Il ne vous reste pas une goutte de rhum par hasard? Hips!
J’ai quitté Egueye le matin même. Avec une bonne tête mais un petit marteau dedans. J’ai fait une bise à Tutti, serré la main d’El Hadji et d’Abdou. Yacine a largué l’avant, amarrée au cocotier pendant qu’Aliou, monté à bord, relevait l’ancre arrière. Pas forcément facile de partir avec ce fort courant travers. J’étais à la manœuvre, au four, au moulin, à l’ouest et dans mes étoiles aussi un peu… J’avais prévenu à Cachouane de mon arrivée. C’était noël et on m’attendait. La soirée fût belle et calme, sans histoires de papa noël, de chaussons dans la cheminée et de sapins décorés avec des boules et des guirlandes, mais avec du poissons, du riz et quelques verres de punch « Auréliesque ». On n’a pas vraiment pensé au petit Jésus qui était né.

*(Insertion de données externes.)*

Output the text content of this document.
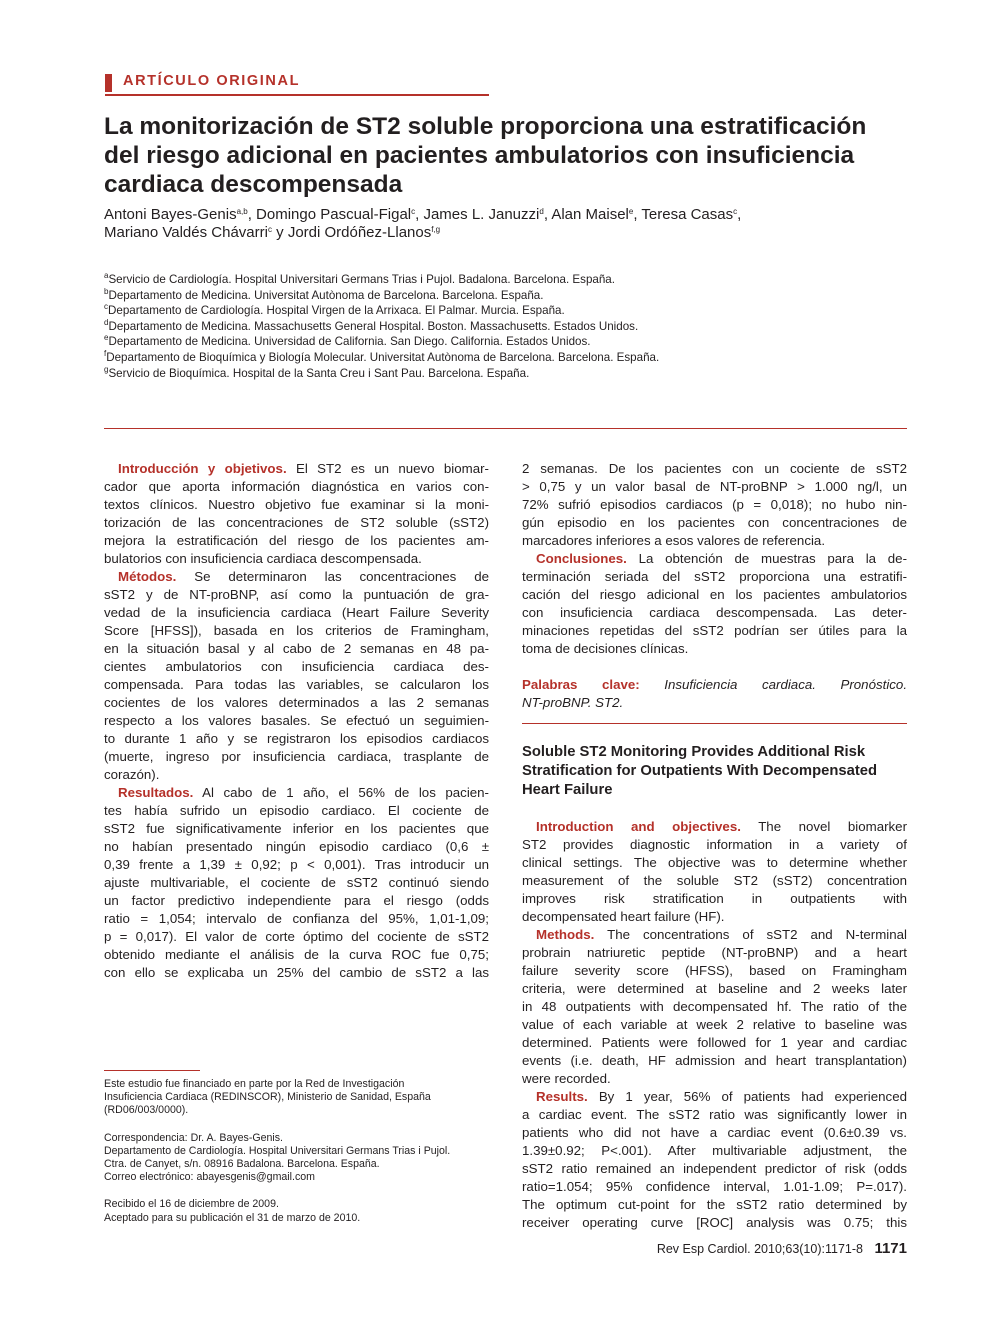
ARTÍCULO ORIGINAL
La monitorización de ST2 soluble proporciona una estratificación del riesgo adicional en pacientes ambulatorios con insuficiencia cardiaca descompensada
Antoni Bayes-Genis$^{a,b}$, Domingo Pascual-Figal$^c$, James L. Januzzi$^d$, Alan Maisel$^e$, Teresa Casas$^c$,
Mariano Valdés Chávarri$^c$ y Jordi Ordóñez-Llanos$^{f,g}$
$^a$Servicio de Cardiología. Hospital Universitari Germans Trias i Pujol. Badalona. Barcelona. España.
$^b$Departamento de Medicina. Universitat Autònoma de Barcelona. Barcelona. España.
$^c$Departamento de Cardiología. Hospital Virgen de la Arrixaca. El Palmar. Murcia. España.
$^d$Departamento de Medicina. Massachusetts General Hospital. Boston. Massachusetts. Estados Unidos.
$^e$Departamento de Medicina. Universidad de California. San Diego. California. Estados Unidos.
$^f$Departamento de Bioquímica y Biología Molecular. Universitat Autònoma de Barcelona. Barcelona. España.
$^g$Servicio de Bioquímica. Hospital de la Santa Creu i Sant Pau. Barcelona. España.
Introducción y objetivos. El ST2 es un nuevo biomar-
cador que aporta información diagnóstica en varios con-
textos clínicos. Nuestro objetivo fue examinar si la moni-
torización de las concentraciones de ST2 soluble (sST2)
mejora la estratificación del riesgo de los pacientes am-
bulatorios con insuficiencia cardiaca descompensada.
Métodos. Se determinaron las concentraciones de
sST2 y de NT-proBNP, así como la puntuación de gra-
vedad de la insuficiencia cardiaca (Heart Failure Severity
Score [HFSS]), basada en los criterios de Framingham,
en la situación basal y al cabo de 2 semanas en 48 pa-
cientes ambulatorios con insuficiencia cardiaca des-
compensada. Para todas las variables, se calcularon los
cocientes de los valores determinados a las 2 semanas
respecto a los valores basales. Se efectuó un seguimien-
to durante 1 año y se registraron los episodios cardiacos
(muerte, ingreso por insuficiencia cardiaca, trasplante de
corazón).
Resultados. Al cabo de 1 año, el 56% de los pacien-
tes había sufrido un episodio cardiaco. El cociente de
sST2 fue significativamente inferior en los pacientes que
no habían presentado ningún episodio cardiaco (0,6 ±
0,39 frente a 1,39 ± 0,92; p < 0,001). Tras introducir un
ajuste multivariable, el cociente de sST2 continuó siendo
un factor predictivo independiente para el riesgo (odds
ratio = 1,054; intervalo de confianza del 95%, 1,01-1,09;
p = 0,017). El valor de corte óptimo del cociente de sST2
obtenido mediante el análisis de la curva ROC fue 0,75;
con ello se explicaba un 25% del cambio de sST2 a las
2 semanas. De los pacientes con un cociente de sST2
> 0,75 y un valor basal de NT-proBNP > 1.000 ng/l, un
72% sufrió episodios cardiacos (p = 0,018); no hubo nin-
gún episodio en los pacientes con concentraciones de
marcadores inferiores a esos valores de referencia.
Conclusiones. La obtención de muestras para la de-
terminación seriada del sST2 proporciona una estratifi-
cación del riesgo adicional en los pacientes ambulatorios
con insuficiencia cardiaca descompensada. Las deter-
minaciones repetidas del sST2 podrían ser útiles para la
toma de decisiones clínicas.
Palabras clave: Insuficiencia cardiaca. Pronóstico.
NT-proBNP. ST2.
Soluble ST2 Monitoring Provides Additional Risk Stratification for Outpatients With Decompensated Heart Failure
Introduction and objectives. The novel biomarker
ST2 provides diagnostic information in a variety of
clinical settings. The objective was to determine whether
measurement of the soluble ST2 (sST2) concentration
improves risk stratification in outpatients with
decompensated heart failure (HF).
Methods. The concentrations of sST2 and N-terminal
probrain natriuretic peptide (NT-proBNP) and a heart
failure severity score (HFSS), based on Framingham
criteria, were determined at baseline and 2 weeks later
in 48 outpatients with decompensated hf. The ratio of the
value of each variable at week 2 relative to baseline was
determined. Patients were followed for 1 year and cardiac
events (i.e. death, HF admission and heart transplantation)
were recorded.
Results. By 1 year, 56% of patients had experienced
a cardiac event. The sST2 ratio was significantly lower in
patients who did not have a cardiac event (0.6±0.39 vs.
1.39±0.92; P<.001). After multivariable adjustment, the
sST2 ratio remained an independent predictor of risk (odds
ratio=1.054; 95% confidence interval, 1.01-1.09; P=.017).
The optimum cut-point for the sST2 ratio determined by
receiver operating curve [ROC] analysis was 0.75; this
Este estudio fue financiado en parte por la Red de Investigación
Insuficiencia Cardiaca (REDINSCOR), Ministerio de Sanidad, España
(RD06/003/0000).
Correspondencia: Dr. A. Bayes-Genis.
Departamento de Cardiología. Hospital Universitari Germans Trias i Pujol.
Ctra. de Canyet, s/n. 08916 Badalona. Barcelona. España.
Correo electrónico: abayesgenis@gmail.com
Recibido el 16 de diciembre de 2009.
Aceptado para su publicación el 31 de marzo de 2010.
Rev Esp Cardiol. 2010;63(10):1171-8 1171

C’est au petit matin que la catastrophe est arrivée, j’étais entrain d’écrire quand vers 6h30, le transformateur que je branche sur la prise allume cigare de Coriana et qui alimente l’ordinateur a cramé. Ça sent pas bon l‘électronique quand ça crame. Oui! parfaitement, c’est une catastrophe. Comment je vais écrire maintenant? Pour moi, ici, c’est vital. Alors vite, un texto à Aurélie: « Putain je viens de cramer le transfo de l’ordi. Peux plus écrire. Y’a 1 boutique Accastillage Diffusion face au 36 quai A. le Gallo Boulogne (entre pt st Cloud / pt de sèvres) référence du machin: N38273 joyeux noël, merci, biz…). Je suis descendu à terre, dégoûté, meurtri, paralysé. Je suis resté assis, prostré, des heures durant, à me demander comment j’allais pouvoir survivre… C’était la pire chose qui pouvait m’arriver, j’ai pensé à vous… Merde! Pas d’article cette semaine. J’ai pensé à vwind qui tournerait en rond quelquepars en France devant un ordinateur à se dire mais qu’est-ce qu’il fou putain le con, il a perdu son inspiration ou quoi? Je me suis vautré sur la natte du campement, j’ai donné des coups de poings rageur dans le sable en serrant fort les dents, un peu comme Joe Dalton dans Lucky Lucke. J’ai cherché une solution. Je me suis tourné dans un sens et retourné dans l’autre, ça c’était pas une solution, pendant que des mots dans ma tête affluaient. Des histoires se racontaient toutes seules avec de drôles d’idées farfelues et belles, prêtes à coucher gratos avec un encrivore! Dans la panique et avec le désarroi du à cette situation de catastrophe pas très naturelle, j’avais abandonné mon carnet bleu à bord de Coriana. Fichtre! C’est impossible d’écrire ailleurs que dans ce carnet bleu. Un bout de papier même vierge, même innocent, ne me suffit pas, je ne peux pas, c’est tout, c’est ainsi, pas de mots ailleurs que dans mon carnet bleu. Tous y seraient déchirés, perdus d’avance, et se retrouveraient assis à jamais devant le comptoir des mots ivres avec tous ceux que j’ai laissé baigner dans leur cuite par manque de courage ou pour ne pas accepter mes erreurs. Ah! Mais mon sobre carnet bleu, lui, il était loin, là bas, sur le fleuve, à milles mots doux de penser à tout ça. Déjà des idées s’envolaient, s’échappaient par les trous de ma mémoire inerte qui était pour l’heure comme une piètre chasseuse de lucioles africaines, à essayer de les rattraper au vol pour les glisser dans la boite à souvenirs avant qu’elles ne regagnent le néant d’ou elles étaient venues.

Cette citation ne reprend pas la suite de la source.